Sunrise: Flash Fiction
Sometimes when my brain is spiraling around, and I need to write because if I don’t I’ll turn into a raging b-word, I turn to flash fiction. I got the spark of this character while I was watching the sunrise this morning and thinking about my mother. February 8 marked three years since her death, and on February 13 she would have been 90. So it’s been a week. Grief sneaks up on me, doesn’t pop out of closets at the times I would have predicted. But she was the one who taught me that grief could just be like that. Thanks, Mom. [Flash disclaimer: Since for me, this discipline is of-the-moment, I don’t edit much.]
Four in the morning found her restless, chest tight, aching to howl at the moon. As it had for the last few nights. At first she tried to ignore it, did her deep breathing exercises, thought it would pass. But it would not. Finally the grief decided for her. She made a thermos of coffee and got in her car and drove to the highest spot in town, a bluff over the river, and parked herself on a bench there, as if some compassionate soul would know that when other people came up here to howl at the moon, they would eventually want a place to sit.

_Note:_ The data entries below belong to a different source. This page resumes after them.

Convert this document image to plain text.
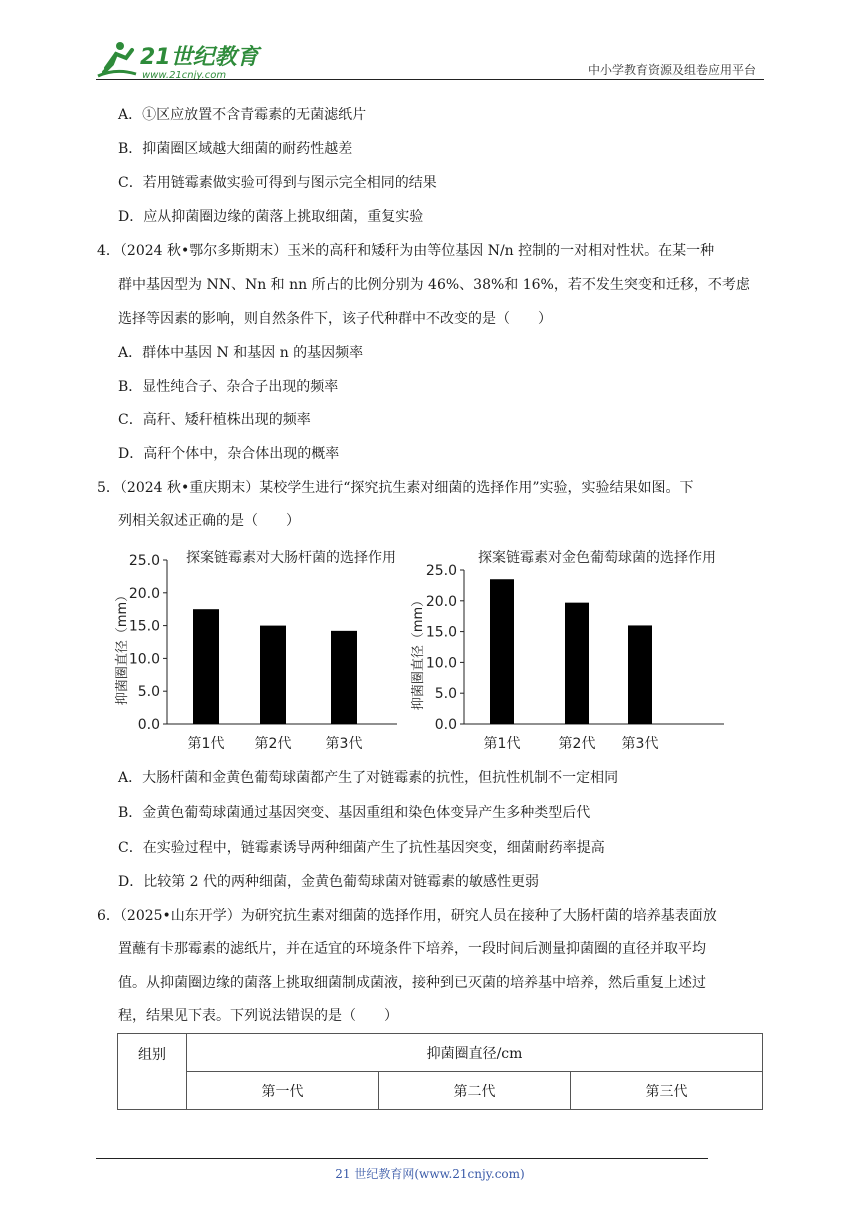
21世纪教育
www.21cnjy.com	中小学教育资源及组卷应用平台
A．①区应放置不含青霉素的无菌滤纸片
B．抑菌圈区域越大细菌的耐药性越差
C．若用链霉素做实验可得到与图示完全相同的结果
D．应从抑菌圈边缘的菌落上挑取细菌，重复实验
4．（2024 秋•鄂尔多斯期末）玉米的高秆和矮秆为由等位基因 N/n 控制的一对相对性状。在某一种
群中基因型为 NN、Nn 和 nn 所占的比例分别为 46%、38%和 16%，若不发生突变和迁移，不考虑
选择等因素的影响，则自然条件下，该子代种群中不改变的是（　　）
A．群体中基因 N 和基因 n 的基因频率
B．显性纯合子、杂合子出现的频率
C．高秆、矮秆植株出现的频率
D．高秆个体中，杂合体出现的概率
5．（2024 秋•重庆期末）某校学生进行“探究抗生素对细菌的选择作用”实验，实验结果如图。下
列相关叙述正确的是（　　）
探案链霉素对大肠杆菌的选择作用
0.0
5.0
10.0
15.0
20.0
25.0
抑菌圈直径（mm）
第1代 第2代 第3代
探案链霉素对金色葡萄球菌的选择作用
0.0
5.0
10.0
15.0
20.0
25.0
抑菌圈直径（mm）
第1代	第2代 第3代
A．大肠杆菌和金黄色葡萄球菌都产生了对链霉素的抗性，但抗性机制不一定相同
B．金黄色葡萄球菌通过基因突变、基因重组和染色体变异产生多种类型后代
C．在实验过程中，链霉素诱导两种细菌产生了抗性基因突变，细菌耐药率提高
D．比较第 2 代的两种细菌，金黄色葡萄球菌对链霉素的敏感性更弱
6．（2025•山东开学）为研究抗生素对细菌的选择作用，研究人员在接种了大肠杆菌的培养基表面放
置蘸有卡那霉素的滤纸片，并在适宜的环境条件下培养，一段时间后测量抑菌圈的直径并取平均
值。从抑菌圈边缘的菌落上挑取细菌制成菌液，接种到已灭菌的培养基中培养，然后重复上述过
程，结果见下表。下列说法错误的是（　　）
组别	抑菌圈直径/cm		
	第一代	第二代	第三代
21 世纪教育网(www.21cnjy.com)
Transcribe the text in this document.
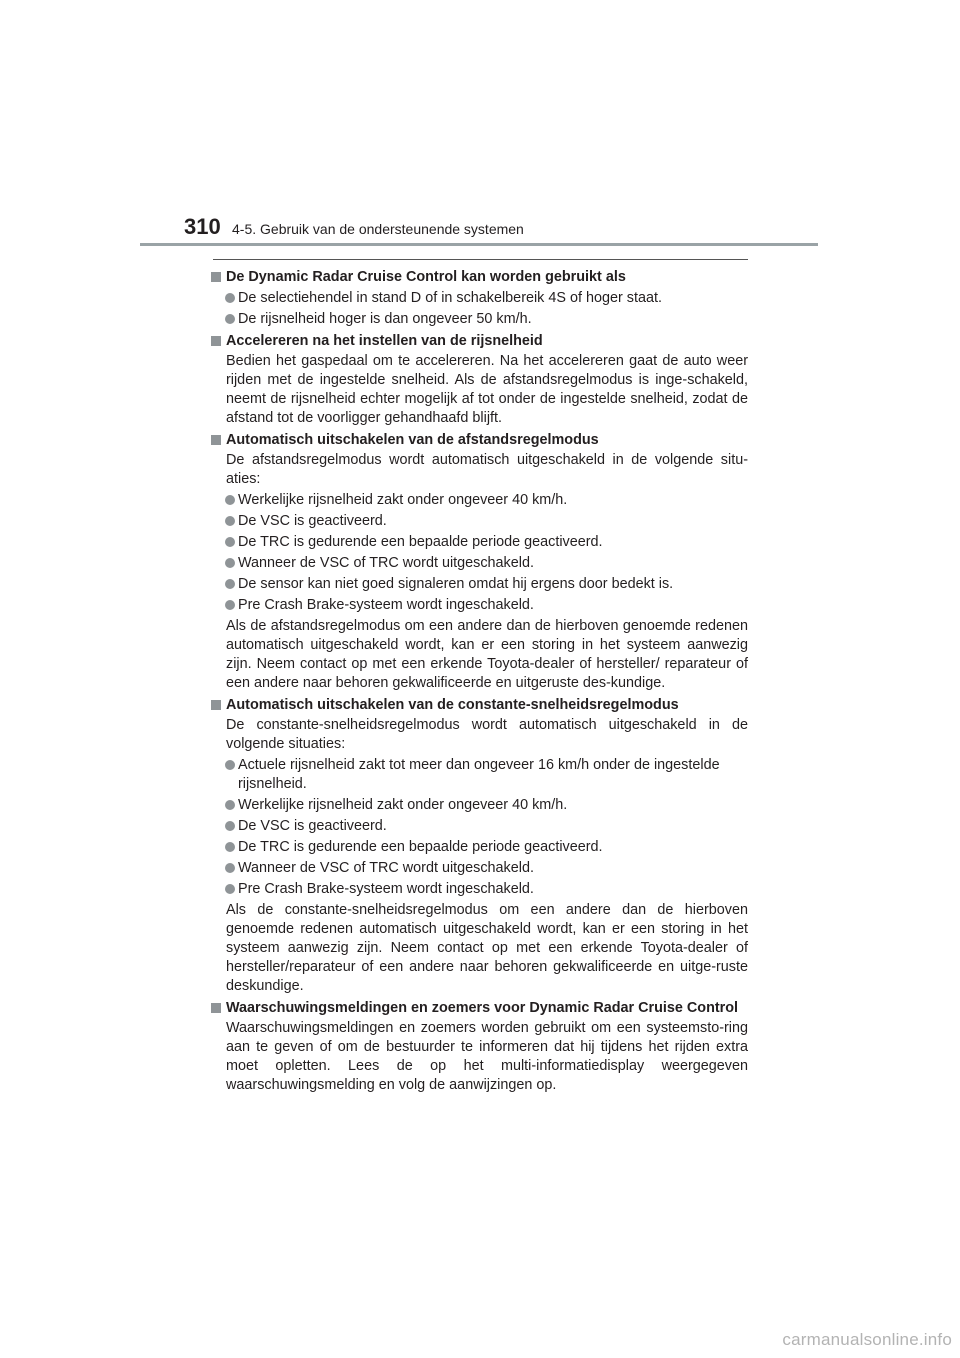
310 4-5. Gebruik van de ondersteunende systemen
De Dynamic Radar Cruise Control kan worden gebruikt als
De selectiehendel in stand D of in schakelbereik 4S of hoger staat.
De rijsnelheid hoger is dan ongeveer 50 km/h.
Accelereren na het instellen van de rijsnelheid
Bedien het gaspedaal om te accelereren. Na het accelereren gaat de auto weer rijden met de ingestelde snelheid. Als de afstandsregelmodus is inge-schakeld, neemt de rijsnelheid echter mogelijk af tot onder de ingestelde snelheid, zodat de afstand tot de voorligger gehandhaafd blijft.
Automatisch uitschakelen van de afstandsregelmodus
De afstandsregelmodus wordt automatisch uitgeschakeld in de volgende situ-aties:
Werkelijke rijsnelheid zakt onder ongeveer 40 km/h.
De VSC is geactiveerd.
De TRC is gedurende een bepaalde periode geactiveerd.
Wanneer de VSC of TRC wordt uitgeschakeld.
De sensor kan niet goed signaleren omdat hij ergens door bedekt is.
Pre Crash Brake-systeem wordt ingeschakeld.
Als de afstandsregelmodus om een andere dan de hierboven genoemde redenen automatisch uitgeschakeld wordt, kan er een storing in het systeem aanwezig zijn. Neem contact op met een erkende Toyota-dealer of hersteller/ reparateur of een andere naar behoren gekwalificeerde en uitgeruste des-kundige.
Automatisch uitschakelen van de constante-snelheidsregelmodus
De constante-snelheidsregelmodus wordt automatisch uitgeschakeld in de volgende situaties:
Actuele rijsnelheid zakt tot meer dan ongeveer 16 km/h onder de ingestelde rijsnelheid.
Werkelijke rijsnelheid zakt onder ongeveer 40 km/h.
De VSC is geactiveerd.
De TRC is gedurende een bepaalde periode geactiveerd.
Wanneer de VSC of TRC wordt uitgeschakeld.
Pre Crash Brake-systeem wordt ingeschakeld.
Als de constante-snelheidsregelmodus om een andere dan de hierboven genoemde redenen automatisch uitgeschakeld wordt, kan er een storing in het systeem aanwezig zijn. Neem contact op met een erkende Toyota-dealer of hersteller/reparateur of een andere naar behoren gekwalificeerde en uitge-ruste deskundige.
Waarschuwingsmeldingen en zoemers voor Dynamic Radar Cruise Control
Waarschuwingsmeldingen en zoemers worden gebruikt om een systeemsto-ring aan te geven of om de bestuurder te informeren dat hij tijdens het rijden extra moet opletten. Lees de op het multi-informatiedisplay weergegeven waarschuwingsmelding en volg de aanwijzingen op.
carmanualsonline.info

And there she sat, breathing the predawn air, watching a garbage scow slide along the river and underneath the bridge, surprised at how much she could see in the dark, once her eyes adjusted. A light wind rustling the branches of nearby trees. Night creatures heading to their burrows after last call. She closed her eyes and focused on the feel of the cool sweet air on her face, the hum of the distant traffic, the early-morning industry clocking in for another day.
The dark began to lighten from dull gray to rosy glow to flaming scarlet. She was always a girl who loved a sunrise in all its permutations, but the treeline behind her house blocked most of the show. And in that moment adrenaline began pumping through her body, something like joy in her heart, a feeling she hadn’t experienced in a long time. She thought of her tripod, her digital camera, her lenses, at home gathering dust. The phone camera wouldn’t do it justice. But she knew she would be back. Tomorrow, the next day, and the next.